Mediumship (2014) was a bit of a letdown for me. I've always loved Dikembe's upbeat and energetic blend of indie/emo/punk but this shift in sound lacked a lot of life and felt so restrained. The Ledge EP a year later had me rethinking and I realized I was a bit harsh. Nonetheless, I still felt like Dikembe knew where they wanted to go but were struggling to find the right vehicle. They felt unsure. Hail Something, flaws aside, plays out like they finally mapped how to make this transition. With their new sound in tow, it's apparent that, as experienced as they are, Dikembe are still a work-in-progress. Ultimately, minor gripes aside, the record ends in a decent-enough place.

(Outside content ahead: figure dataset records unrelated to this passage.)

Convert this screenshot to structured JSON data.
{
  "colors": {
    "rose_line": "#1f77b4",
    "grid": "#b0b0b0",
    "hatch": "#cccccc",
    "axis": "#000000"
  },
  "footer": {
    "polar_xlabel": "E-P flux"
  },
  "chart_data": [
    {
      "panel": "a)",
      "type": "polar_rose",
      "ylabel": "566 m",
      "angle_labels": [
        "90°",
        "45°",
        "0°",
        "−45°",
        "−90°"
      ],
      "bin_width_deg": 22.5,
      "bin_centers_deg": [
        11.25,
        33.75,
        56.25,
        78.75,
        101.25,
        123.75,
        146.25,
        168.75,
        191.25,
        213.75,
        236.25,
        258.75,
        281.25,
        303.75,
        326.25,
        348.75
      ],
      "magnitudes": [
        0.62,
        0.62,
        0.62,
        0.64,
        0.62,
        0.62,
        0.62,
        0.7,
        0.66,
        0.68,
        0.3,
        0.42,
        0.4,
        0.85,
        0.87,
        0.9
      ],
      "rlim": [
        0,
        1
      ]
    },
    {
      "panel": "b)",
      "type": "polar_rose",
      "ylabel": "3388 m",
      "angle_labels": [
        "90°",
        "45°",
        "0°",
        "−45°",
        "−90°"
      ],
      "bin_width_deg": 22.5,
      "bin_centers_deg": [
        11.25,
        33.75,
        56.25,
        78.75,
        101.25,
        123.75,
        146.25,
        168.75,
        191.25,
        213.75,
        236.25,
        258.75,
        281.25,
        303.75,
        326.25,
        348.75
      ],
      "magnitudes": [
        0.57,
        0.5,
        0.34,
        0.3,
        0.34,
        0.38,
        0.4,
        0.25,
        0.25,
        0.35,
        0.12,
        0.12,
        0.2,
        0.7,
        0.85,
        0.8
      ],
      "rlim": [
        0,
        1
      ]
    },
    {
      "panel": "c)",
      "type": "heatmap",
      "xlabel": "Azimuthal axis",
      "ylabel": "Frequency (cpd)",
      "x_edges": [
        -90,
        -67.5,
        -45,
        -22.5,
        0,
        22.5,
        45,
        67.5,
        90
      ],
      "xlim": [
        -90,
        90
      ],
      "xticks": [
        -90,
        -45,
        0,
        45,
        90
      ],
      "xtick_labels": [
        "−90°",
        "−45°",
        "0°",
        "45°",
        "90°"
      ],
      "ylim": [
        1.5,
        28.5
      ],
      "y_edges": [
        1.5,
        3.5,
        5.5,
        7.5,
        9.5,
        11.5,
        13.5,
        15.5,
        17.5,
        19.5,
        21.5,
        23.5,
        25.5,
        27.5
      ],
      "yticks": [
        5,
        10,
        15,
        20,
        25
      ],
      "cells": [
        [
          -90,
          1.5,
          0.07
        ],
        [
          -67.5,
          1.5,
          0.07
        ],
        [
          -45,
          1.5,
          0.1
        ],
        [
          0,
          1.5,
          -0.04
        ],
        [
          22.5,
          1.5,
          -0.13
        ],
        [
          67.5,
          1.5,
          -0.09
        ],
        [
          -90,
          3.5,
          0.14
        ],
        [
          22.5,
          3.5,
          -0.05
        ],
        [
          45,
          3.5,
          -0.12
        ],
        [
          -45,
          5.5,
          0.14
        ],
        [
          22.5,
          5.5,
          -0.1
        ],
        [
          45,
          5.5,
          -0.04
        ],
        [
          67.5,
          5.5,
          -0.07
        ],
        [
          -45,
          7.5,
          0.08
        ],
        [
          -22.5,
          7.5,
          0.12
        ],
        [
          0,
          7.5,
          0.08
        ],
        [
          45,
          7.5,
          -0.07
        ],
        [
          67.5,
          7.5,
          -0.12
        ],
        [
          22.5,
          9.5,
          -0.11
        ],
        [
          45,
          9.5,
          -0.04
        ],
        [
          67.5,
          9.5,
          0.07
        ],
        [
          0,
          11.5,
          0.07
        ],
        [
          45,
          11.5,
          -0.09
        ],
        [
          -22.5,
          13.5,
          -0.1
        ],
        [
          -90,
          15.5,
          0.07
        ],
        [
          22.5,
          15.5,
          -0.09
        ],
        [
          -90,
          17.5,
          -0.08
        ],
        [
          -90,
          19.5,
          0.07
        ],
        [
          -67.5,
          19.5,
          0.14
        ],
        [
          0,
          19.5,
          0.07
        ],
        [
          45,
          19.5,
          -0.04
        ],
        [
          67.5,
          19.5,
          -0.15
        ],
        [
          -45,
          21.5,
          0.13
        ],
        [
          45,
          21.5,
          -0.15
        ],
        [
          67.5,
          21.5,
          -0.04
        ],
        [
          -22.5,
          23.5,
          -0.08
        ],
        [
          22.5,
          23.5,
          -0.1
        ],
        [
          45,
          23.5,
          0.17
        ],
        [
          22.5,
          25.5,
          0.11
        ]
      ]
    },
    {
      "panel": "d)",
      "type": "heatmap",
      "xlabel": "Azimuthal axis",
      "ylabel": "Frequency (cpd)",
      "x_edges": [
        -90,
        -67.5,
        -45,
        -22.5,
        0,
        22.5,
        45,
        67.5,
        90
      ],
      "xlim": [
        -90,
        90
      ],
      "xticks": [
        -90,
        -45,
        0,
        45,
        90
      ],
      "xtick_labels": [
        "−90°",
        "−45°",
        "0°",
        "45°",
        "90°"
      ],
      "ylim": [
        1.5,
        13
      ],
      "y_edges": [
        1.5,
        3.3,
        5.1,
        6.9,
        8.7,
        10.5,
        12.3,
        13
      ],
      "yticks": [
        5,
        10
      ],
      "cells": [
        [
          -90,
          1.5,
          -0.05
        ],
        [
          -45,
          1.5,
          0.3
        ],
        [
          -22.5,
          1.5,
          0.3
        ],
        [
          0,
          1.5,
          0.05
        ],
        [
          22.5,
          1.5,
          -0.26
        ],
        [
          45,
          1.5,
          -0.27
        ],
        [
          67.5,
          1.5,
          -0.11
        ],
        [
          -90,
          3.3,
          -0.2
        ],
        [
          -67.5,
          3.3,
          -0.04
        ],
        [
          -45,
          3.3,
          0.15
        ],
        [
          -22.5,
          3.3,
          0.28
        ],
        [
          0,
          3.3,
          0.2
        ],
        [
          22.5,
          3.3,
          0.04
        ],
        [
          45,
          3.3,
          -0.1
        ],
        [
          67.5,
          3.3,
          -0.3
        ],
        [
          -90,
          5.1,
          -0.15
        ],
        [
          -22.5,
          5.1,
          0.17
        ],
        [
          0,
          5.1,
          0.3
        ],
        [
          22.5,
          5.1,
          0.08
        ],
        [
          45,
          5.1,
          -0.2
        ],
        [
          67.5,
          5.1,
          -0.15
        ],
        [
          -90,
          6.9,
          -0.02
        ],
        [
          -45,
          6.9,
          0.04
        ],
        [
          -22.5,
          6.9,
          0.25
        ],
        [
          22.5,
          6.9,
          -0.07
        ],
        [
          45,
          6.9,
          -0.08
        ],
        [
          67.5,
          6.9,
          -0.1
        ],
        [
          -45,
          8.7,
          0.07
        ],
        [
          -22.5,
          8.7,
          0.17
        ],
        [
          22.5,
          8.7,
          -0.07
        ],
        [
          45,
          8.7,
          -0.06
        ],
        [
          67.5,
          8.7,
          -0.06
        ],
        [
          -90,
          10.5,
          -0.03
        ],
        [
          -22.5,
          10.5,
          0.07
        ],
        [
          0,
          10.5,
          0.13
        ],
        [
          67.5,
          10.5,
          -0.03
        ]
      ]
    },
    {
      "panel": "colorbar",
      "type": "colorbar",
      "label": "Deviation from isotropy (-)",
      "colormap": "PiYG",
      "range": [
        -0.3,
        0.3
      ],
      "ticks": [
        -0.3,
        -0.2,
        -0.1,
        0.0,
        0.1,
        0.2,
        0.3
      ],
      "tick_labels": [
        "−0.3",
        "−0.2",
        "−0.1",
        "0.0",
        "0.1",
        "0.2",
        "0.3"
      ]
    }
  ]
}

You'd usually hear about Dikembe being one of the frontrunners of the Gainesville music scene. Other times, they'd be lumped in with other 'emo-revivalists'. Dowsing, Annabel and Donor are a few that come to mind. This time around, they sharpen up the '90s texture they're pressing forth with and mostly focusing on a more jagged, aggressive sound. "Earth Around Me" and "Awful Machine" are best indicative of this. They've lessened down on their poppy presence and lean more towards the style of Basement, Sainthood Reps, Citizen and Balance and Composure. The themes they touch on are very familiar to their fans -- relationships, life on the road and of course, mental health (as heard on "Fix"). A few songs are for those trying the bridge the gap in what's now two eras of Dikembe. "Shelf" brings back the emo notes of old -- fit for fans of Sorority Noise. A few of the other songs are quite forgettable though and lack urgency. They remind me of the parts I disliked off Mediumship. Dragging and wondering if they should shoegaze it. The album recovers though and by the time they offer their sludgy, grungy closer in "Eat" (which feels like homage to the Pixies), it's quite apparent that Dikembe are no longer holding on to the past. It'll feel familiar in bits and pieces but the record's about the inevitable. Letting go.